Chinese garment factory eyes Cambodia outlets
WRITER: KHMER TIMES 16 Nov 2016 at 20:17
After years of supplying garments to major brands in the West such as Nike, Puma and Gap, one Chinese garment factory is now turning its sights on Cambodia as a potential market for its goods.
President of the Sihanoukville Special Economic Zone (SSEZ) Jack Chen said the Hongdou Group, a Chinese company based in Jiangsu province, was doing research into Cambodian buying trends and was interested in opening its own store in Cambodia, the Khmer Times reported on Wednesday.
Because the majority of products made in the SSEZ either go to China or to the West, his group will also look into the Cambodian market to see how ready it is for what he called high-quality products.
“Our working group will pay a visit to Cambodia to study the Cambodian market, where to open our shop and what kind of products Cambodian people like,” he told journalists last week during a meeting in Wuxi, China.
The Hongdou Group, also known as Hodo, is mostly involved in the garment sector and in producing rubber materials such as tires.
“We need to collect all this information so we know when to start our project,” he said.
Edward Kingson, director of the brand culture department at the Hongdou Group, said the move represented a shift in their focus away from their main markets in China.
Their initial plan is to open stores in Phnom Penh and expand from there. For their Chinese markets, they produce clothes for women and men, including jackets and other products.
Kingson said most of the clothes in the stores will come from the SSEZ, but some may be imported from China depending on the cost and demand.
“The price would be low for Cambodian people and the products would be high quality,” he said.
Cambodia has more than 500 garment factories employing more than 800,000 workers.

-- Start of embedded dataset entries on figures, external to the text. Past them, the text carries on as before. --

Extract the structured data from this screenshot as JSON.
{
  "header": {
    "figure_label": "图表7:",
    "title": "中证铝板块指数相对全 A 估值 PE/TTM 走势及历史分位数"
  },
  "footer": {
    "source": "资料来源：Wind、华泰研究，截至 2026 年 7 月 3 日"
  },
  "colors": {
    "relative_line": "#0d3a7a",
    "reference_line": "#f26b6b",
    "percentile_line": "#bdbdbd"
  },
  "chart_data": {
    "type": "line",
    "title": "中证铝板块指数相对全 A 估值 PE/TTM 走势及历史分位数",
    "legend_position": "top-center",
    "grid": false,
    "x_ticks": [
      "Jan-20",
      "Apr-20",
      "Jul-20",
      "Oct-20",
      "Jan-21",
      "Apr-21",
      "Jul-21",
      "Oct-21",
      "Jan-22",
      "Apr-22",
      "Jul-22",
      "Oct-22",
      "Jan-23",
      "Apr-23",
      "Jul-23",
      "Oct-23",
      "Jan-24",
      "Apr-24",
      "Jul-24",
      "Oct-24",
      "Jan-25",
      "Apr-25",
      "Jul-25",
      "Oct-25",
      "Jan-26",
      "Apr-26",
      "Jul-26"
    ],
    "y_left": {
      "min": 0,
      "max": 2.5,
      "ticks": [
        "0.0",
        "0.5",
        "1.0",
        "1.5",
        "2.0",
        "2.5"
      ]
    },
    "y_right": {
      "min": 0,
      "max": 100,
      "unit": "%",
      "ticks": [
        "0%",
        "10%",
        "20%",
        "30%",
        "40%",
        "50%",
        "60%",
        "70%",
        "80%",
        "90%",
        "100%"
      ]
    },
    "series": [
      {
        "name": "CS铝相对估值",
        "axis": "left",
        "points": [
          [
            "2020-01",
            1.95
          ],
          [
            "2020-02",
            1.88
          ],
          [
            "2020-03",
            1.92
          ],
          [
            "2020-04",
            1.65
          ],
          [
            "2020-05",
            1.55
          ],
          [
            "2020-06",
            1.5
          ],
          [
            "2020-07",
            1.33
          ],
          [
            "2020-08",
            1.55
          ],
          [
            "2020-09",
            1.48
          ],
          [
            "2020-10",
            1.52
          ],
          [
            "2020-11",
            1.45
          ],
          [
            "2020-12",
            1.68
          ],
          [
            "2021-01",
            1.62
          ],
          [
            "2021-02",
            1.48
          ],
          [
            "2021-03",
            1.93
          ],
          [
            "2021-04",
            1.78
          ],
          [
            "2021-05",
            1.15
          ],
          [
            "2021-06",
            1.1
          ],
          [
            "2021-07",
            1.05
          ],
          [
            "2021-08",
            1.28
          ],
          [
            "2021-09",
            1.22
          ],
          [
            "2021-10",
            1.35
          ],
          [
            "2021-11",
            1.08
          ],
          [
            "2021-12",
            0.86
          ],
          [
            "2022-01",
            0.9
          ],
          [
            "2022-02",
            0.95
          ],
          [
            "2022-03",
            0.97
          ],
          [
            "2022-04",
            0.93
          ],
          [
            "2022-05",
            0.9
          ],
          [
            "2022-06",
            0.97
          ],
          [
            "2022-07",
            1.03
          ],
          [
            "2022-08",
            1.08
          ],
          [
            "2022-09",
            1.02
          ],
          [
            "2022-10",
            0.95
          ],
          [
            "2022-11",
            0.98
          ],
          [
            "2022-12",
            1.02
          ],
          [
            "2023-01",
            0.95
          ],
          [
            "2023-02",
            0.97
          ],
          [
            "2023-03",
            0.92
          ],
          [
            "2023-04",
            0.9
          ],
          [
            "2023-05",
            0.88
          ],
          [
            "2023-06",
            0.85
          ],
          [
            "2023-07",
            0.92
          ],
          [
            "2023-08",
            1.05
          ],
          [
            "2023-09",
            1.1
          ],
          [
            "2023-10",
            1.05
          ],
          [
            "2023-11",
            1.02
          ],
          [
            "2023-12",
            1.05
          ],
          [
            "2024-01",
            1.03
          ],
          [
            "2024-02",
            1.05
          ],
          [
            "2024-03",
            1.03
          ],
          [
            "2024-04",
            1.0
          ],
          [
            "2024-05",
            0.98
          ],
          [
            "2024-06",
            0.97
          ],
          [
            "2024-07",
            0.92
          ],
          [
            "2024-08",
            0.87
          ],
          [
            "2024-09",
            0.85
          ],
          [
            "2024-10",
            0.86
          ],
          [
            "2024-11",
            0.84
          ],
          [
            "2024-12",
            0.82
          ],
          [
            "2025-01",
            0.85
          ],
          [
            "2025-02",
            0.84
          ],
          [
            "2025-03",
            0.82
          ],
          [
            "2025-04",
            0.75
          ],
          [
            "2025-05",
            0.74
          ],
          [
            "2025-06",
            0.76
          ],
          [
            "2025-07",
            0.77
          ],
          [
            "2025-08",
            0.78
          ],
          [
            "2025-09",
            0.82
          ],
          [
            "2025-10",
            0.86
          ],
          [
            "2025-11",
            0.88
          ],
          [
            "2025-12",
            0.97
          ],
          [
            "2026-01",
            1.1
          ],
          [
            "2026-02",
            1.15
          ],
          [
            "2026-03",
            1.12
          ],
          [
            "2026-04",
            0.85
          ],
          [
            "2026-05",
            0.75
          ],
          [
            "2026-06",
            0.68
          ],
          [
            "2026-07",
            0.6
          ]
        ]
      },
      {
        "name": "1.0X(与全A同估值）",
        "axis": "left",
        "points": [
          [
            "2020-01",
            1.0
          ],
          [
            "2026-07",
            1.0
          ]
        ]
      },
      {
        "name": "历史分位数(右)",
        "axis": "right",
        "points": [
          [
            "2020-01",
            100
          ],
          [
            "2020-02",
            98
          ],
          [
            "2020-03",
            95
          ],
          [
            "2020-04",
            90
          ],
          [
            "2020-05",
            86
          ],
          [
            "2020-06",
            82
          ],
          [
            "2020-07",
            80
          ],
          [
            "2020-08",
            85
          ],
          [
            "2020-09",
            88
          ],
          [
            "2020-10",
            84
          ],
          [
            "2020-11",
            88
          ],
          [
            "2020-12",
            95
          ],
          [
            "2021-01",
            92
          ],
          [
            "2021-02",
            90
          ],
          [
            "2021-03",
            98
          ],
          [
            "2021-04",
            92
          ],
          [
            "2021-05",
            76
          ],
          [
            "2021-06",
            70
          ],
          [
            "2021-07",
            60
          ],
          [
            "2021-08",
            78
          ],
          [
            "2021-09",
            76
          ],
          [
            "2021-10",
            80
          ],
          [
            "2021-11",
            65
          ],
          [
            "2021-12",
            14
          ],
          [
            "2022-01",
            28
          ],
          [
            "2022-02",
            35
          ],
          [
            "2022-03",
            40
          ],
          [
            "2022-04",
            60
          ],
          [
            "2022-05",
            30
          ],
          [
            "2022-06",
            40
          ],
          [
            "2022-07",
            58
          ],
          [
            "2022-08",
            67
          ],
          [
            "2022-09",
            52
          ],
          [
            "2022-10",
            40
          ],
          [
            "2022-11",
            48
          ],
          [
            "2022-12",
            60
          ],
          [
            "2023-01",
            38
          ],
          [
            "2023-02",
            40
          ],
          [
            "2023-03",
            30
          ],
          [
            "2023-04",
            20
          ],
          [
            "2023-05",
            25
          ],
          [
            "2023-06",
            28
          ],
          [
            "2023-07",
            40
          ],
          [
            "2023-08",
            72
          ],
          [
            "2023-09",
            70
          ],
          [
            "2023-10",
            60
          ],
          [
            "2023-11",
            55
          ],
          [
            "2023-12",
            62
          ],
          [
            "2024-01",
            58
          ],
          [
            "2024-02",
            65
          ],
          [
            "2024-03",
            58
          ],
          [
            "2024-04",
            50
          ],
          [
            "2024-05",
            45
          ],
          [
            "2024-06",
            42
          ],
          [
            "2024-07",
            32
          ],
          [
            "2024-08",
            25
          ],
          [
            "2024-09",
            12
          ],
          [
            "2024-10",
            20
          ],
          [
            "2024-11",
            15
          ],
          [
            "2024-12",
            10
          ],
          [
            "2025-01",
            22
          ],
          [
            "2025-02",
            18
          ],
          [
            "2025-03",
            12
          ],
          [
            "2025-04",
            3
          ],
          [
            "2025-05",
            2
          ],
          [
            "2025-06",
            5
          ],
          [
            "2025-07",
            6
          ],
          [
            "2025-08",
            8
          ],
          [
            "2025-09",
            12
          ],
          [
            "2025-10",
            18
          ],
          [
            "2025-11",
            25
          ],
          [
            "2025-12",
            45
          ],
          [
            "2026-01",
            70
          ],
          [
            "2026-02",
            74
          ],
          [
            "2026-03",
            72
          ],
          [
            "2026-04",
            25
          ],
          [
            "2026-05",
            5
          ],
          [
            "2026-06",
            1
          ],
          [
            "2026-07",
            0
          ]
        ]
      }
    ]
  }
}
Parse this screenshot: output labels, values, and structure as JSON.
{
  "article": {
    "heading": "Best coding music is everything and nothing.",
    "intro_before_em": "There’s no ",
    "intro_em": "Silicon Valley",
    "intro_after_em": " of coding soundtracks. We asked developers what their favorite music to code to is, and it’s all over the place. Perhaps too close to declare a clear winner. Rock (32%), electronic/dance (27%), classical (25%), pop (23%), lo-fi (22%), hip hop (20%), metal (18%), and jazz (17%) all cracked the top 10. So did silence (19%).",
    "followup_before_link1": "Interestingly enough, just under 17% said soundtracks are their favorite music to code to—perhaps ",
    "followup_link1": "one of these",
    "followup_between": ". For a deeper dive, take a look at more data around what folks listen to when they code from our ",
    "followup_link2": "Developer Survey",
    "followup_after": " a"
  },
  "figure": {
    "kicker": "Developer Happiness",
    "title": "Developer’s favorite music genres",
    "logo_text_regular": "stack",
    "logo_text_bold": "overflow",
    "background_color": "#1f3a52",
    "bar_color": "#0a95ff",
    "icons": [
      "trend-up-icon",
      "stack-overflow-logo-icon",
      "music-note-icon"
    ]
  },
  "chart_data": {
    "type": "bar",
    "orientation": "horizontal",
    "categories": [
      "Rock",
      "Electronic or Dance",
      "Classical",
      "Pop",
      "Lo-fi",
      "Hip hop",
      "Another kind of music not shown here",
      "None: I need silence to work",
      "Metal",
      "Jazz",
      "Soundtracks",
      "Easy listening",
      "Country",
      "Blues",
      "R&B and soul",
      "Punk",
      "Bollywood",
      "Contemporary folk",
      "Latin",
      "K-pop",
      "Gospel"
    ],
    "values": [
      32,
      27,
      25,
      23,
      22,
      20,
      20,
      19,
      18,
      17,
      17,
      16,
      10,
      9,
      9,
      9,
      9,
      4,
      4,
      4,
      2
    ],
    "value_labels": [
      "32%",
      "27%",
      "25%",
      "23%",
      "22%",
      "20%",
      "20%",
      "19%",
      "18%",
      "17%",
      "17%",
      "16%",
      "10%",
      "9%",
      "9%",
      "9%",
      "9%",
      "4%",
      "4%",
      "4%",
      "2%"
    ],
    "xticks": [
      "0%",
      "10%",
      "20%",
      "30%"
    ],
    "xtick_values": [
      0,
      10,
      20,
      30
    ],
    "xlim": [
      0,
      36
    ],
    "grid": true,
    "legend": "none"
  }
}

The SSEZ has 103 factories and about 160,000 workers.
Chen said he hoped the SSEZ would eventually house more than 300 factories providing jobs for 800,000 to one million workers.
The majority of factories at the SSEZ are from China, but others hail from Japan, the United States, France, South Korea, Vietnam, Thailand and Ireland. Although many are primarily focused on garments and textiles, some are invested in producing machinery, plywood and home appliances.
Chen added that an unnamed Chinese company was preparing to sign a contract with the SSEZ to invest about $200 million in the steel industry. They are also trying to attract vehicle tire producers to the economic zone as well, he said.